Secondly, C/C++ is like the third or fourth most commonly listed programming language in job listings. If you think all but 2 or 3 languages are niche, that is not what the word means.

C/C++ is not a language. I am also someone who has use C and C++ for years as part of my work and have mostly moved on to TypeScript because there isn’t much reason to use C or C++ anymore unless you are in one of those niches where you need to still program at that level.

Most software problems are not about solving them faster, it’s about combining existing components in new ways and figuring out to orchestrate it all.

I don’t care about copy elision, heap fragmentation, perfect forwarding, when my performance is being lost in the communication between services. What I need is a better architecture and more scaling, not concerning myself with if this loop is being vectorized, or that object is being moved instead of copied, and other minutia which inevitably ends up wasting your time when writing C++.

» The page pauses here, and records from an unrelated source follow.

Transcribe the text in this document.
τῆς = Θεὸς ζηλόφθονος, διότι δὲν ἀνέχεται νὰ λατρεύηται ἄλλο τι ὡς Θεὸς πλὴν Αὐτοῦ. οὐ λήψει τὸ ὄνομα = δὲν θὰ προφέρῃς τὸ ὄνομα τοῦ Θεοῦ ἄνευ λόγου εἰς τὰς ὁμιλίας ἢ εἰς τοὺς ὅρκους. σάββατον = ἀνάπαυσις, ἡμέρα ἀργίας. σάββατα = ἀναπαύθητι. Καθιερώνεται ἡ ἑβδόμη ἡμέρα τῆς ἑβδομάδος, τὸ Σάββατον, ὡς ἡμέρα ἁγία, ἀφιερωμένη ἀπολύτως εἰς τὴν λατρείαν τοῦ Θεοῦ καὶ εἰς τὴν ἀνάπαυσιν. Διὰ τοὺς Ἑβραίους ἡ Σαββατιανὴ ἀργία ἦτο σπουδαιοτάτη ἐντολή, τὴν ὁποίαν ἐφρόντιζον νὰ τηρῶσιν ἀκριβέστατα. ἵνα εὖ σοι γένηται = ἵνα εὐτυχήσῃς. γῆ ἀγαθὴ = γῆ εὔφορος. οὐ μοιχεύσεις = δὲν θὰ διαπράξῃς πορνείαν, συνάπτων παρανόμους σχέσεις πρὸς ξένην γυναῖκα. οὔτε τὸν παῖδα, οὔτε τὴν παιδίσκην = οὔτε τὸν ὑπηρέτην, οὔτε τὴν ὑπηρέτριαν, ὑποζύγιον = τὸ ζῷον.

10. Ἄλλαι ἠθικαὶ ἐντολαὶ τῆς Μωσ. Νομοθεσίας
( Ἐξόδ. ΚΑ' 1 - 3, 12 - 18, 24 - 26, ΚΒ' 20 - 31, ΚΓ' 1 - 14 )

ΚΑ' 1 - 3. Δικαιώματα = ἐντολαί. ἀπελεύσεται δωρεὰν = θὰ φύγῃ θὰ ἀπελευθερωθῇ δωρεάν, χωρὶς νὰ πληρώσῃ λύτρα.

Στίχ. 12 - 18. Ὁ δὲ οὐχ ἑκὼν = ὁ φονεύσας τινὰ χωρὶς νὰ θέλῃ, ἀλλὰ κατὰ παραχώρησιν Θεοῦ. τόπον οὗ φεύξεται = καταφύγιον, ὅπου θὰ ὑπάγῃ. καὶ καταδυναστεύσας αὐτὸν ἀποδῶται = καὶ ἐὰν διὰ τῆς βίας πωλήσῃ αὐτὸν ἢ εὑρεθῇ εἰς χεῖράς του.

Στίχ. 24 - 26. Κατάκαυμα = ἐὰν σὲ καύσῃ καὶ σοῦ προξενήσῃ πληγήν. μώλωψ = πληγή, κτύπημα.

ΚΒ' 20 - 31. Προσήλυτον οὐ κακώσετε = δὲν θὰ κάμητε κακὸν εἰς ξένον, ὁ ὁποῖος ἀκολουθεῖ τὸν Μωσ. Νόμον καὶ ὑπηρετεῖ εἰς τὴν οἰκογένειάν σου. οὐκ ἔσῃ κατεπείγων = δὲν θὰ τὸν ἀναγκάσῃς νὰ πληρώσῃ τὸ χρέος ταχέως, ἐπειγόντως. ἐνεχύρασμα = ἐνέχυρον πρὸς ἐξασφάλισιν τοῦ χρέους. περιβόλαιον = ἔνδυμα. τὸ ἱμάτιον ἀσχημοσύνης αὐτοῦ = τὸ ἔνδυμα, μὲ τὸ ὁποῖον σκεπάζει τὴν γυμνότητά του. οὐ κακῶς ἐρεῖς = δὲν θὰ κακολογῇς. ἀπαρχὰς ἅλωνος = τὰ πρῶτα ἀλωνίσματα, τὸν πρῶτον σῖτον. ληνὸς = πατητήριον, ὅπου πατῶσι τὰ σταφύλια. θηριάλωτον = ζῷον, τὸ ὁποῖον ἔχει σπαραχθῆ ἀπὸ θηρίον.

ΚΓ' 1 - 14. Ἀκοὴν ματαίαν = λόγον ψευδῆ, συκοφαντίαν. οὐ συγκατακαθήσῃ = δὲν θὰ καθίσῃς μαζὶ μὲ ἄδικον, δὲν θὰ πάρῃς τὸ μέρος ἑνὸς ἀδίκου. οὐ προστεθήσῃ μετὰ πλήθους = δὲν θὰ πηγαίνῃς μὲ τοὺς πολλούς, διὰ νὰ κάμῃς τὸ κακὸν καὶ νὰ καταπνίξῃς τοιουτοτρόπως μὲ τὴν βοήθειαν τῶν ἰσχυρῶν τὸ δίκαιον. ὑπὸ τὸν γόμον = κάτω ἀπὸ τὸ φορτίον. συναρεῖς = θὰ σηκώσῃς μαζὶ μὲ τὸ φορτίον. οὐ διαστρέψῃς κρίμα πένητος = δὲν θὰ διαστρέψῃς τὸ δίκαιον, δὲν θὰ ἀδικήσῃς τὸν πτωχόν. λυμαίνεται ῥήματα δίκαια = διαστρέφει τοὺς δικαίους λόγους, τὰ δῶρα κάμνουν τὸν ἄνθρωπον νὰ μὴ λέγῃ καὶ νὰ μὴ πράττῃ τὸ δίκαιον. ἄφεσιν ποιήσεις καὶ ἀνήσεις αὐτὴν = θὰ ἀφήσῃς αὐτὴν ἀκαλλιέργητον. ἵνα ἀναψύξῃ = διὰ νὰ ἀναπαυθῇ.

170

I don't necessarily disagree that not everything needs to be optimized for performance, but I would just argue that the use cases for Typescript are far more niche than the use cases for C++. There's more to software than just web stuff
Most stuff is web stuff now. And I’m not talking about front end, we do a lot of back end work in TypeScript because node is lighter than the JVM which makes it a better choice for lambdas. I’d say it also has more sophisticated static typing than Java or C++, while also allowing dynamic typing in the few cases where it is convenient. Having the front and back end written in the same language also reduces impedance between teams. A lot of our tooling is even written in it now, deprecating many Ruby scripts.
Most stuff is not web now. There is software in everything everywhere not just web sites.

Niche does not mean "stuff I don't personally use at my job", but that is the only definition under which Typecript is not niche and c++ is. C++ in 2019 had the 4th most job listings according to Indeed. Calling that a niche is absurd especially in comparison to Typescript.